Statement: A subgroup of peri/postmenopausal women with greater adipose aromatization may have relatively high estrone and still show symptoms of low effective estrogenic signaling because of adipocyte ERα resistance and inflammatory dominance.

Proposed mechanism: The literature often separates "estrogen deficiency" and "adipose estrogen excess." My proposal is that in dysfunctional adipose tissue both states coexist in different compartments: local/peripheral E1 can increase through CYP19A1, while adipocyte ERα falls because of methylation/epigenetic repression. The result is a signature of partial ligand abundance with reduced protective response. This could explain why some women with greater adiposity simultaneously have breast tenderness/fluid retention, hot flashes, insomnia, and metabolic resistance.

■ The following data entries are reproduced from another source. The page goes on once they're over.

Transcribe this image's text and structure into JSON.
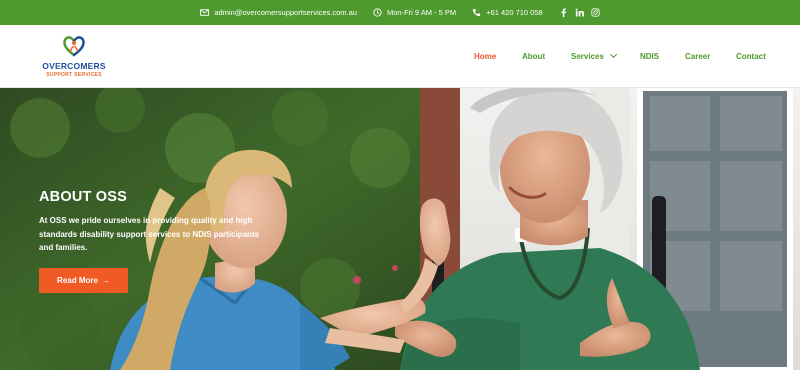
{
  "topbar": {
    "email": "admin@overcomersupportservices.com.au",
    "hours": "Mon-Fri 9 AM - 5 PM",
    "phone": "+61 420 710 058",
    "social": [
      "f",
      "in",
      "ig"
    ]
  },
  "logo": {
    "line1": "OVERCOMERS",
    "line2": "SUPPORT SERVICES"
  },
  "nav": {
    "home": "Home",
    "about": "About",
    "services": "Services",
    "ndis": "NDIS",
    "career": "Career",
    "contact": "Contact"
  },
  "hero": {
    "title": "ABOUT OSS",
    "text": "At OSS we pride ourselves in providing quality and high standards disability support services to NDIS participants and families.",
    "button": "Read More",
    "button_arrow": "→"
  },
  "colors": {
    "brand_green": "#4e9a2f",
    "accent_orange": "#f05a24",
    "logo_blue": "#1f4e9c"
  }
}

Confidence level: Medium — receptor-ligand decoupling is biologically coherent, but simultaneous phenotyping of E1/E2, adipose receptor state, and longitudinal symptoms is missing.

How to validate:

  • With a formal study: n=60 substudy with optional SAT biopsy for ESR1/CYP19A1, ESR1 methylation, H3K9ac/H3K27ac marks at inflammatory loci, together with E1/E2 and a digital diary.

Limitations: Estrone or local aromatase cannot be inferred from symptoms without biomarkers. It should be treated as a stratification hypothesis, not as a diagnosis.

Individual variability

The same fat mass does not imply the same hormonal effect. VAT/SAT distribution is central: visceral fat drains into the portal circulation, produces more cytokines, and is more associated with insulin resistance; gluteofemoral/subcutaneous fat may be less metabolically harmful. Two women with the same BMI can have very different aromatase, inflammation, and estrogenic response.

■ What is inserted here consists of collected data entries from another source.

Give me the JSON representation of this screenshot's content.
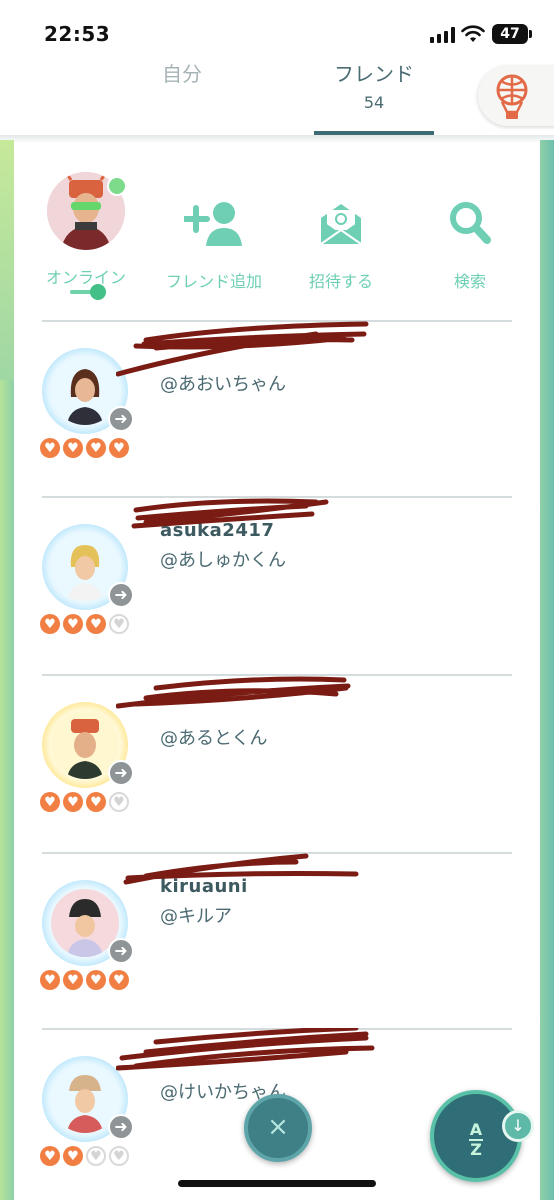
{
  "status_bar": {
    "time": "22:53",
    "battery": "47"
  },
  "tabs": [
    {
      "label": "自分",
      "count": ""
    },
    {
      "label": "フレンド",
      "count": "54"
    }
  ],
  "actions": {
    "online": "オンライン",
    "add_friend": "フレンド追加",
    "invite": "招待する",
    "search": "検索"
  },
  "friends": [
    {
      "name": "",
      "nickname": "@あおいちゃん",
      "hearts": [
        1,
        1,
        1,
        1
      ]
    },
    {
      "name": "asuka2417",
      "nickname": "@あしゅかくん",
      "hearts": [
        1,
        1,
        1,
        0
      ]
    },
    {
      "name": "",
      "nickname": "@あるとくん",
      "hearts": [
        1,
        1,
        1,
        0
      ]
    },
    {
      "name": "kiruauni",
      "nickname": "@キルア",
      "hearts": [
        1,
        1,
        1,
        1
      ]
    },
    {
      "name": "",
      "nickname": "@けいかちゃん",
      "hearts": [
        1,
        1,
        0,
        0
      ]
    }
  ],
  "fabs": {
    "close": "×",
    "sort_top": "A",
    "sort_bottom": "Z",
    "sort_badge": "↓"
  },
  "icons": [
    "signal-icon",
    "wifi-icon",
    "battery-icon",
    "balloon-icon",
    "add-friend-icon",
    "invite-mail-icon",
    "search-icon",
    "arrow-right-icon",
    "heart-icon",
    "close-icon",
    "sort-az-icon"
  ],
  "colors": {
    "accent": "#6ecfb5",
    "tab_active": "#3d6b73",
    "heart": "#f17f43",
    "fab": "#2f6e76",
    "scribble": "#7a1c14"
  }
}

Genes and enzymes modify the E1/E2 ratio and tissue response. CYP19A1 defines aromatization capacity; HSD17B1/2/7/12 regulates E1/E2 interconversion; ESR1/ESR2 define receptor state; COMT, CYP1A1/CYP1B1, and methylation routes influence catechol-estrogen metabolism. MTHFR/folate/B12/SAM may modulate methylation capacity, although this should not be overreduced to a single SNP.

Environment and behavior enter as epigenetic regulators: sleep, meal timing, physical activity, alcohol, stress, xenoestrogen exposure, intestinal inflammation, and diet alter insulin, cortisol, IL-6/PGE2, and acetyl-CoA. Lankila et al. suggests that physical activity moderates the VAT-inflammation association in menopause; this fits the idea that adipose tissue is plastic, not fixed destiny.

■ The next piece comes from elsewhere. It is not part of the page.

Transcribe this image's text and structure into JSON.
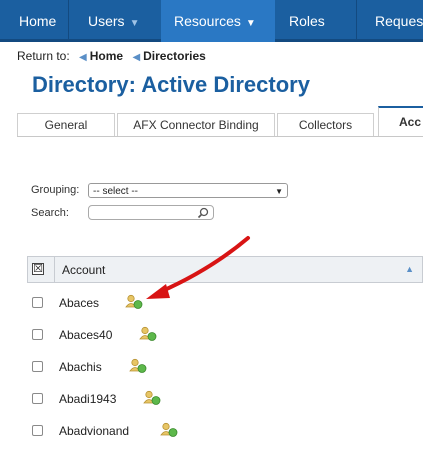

Hormonal stage changes the context. In women with active cycles, the ovary still dominates much of the cyclic E2 signal; the adipose-aromatase axis would be secondary except in contexts of hyperinsulinemia or hyperandrogenism. In perimenopause, E2/progesterone variability creates windows where VAT and inflammation weigh more. In postmenopause, adipose and adrenal signaling can dominate the peripheral estrogenic landscape.


Notice. Lua Labs is a scientific research laboratory. Reports are literature syntheses, not medical advice. Any clinical decision should be made with a health professional.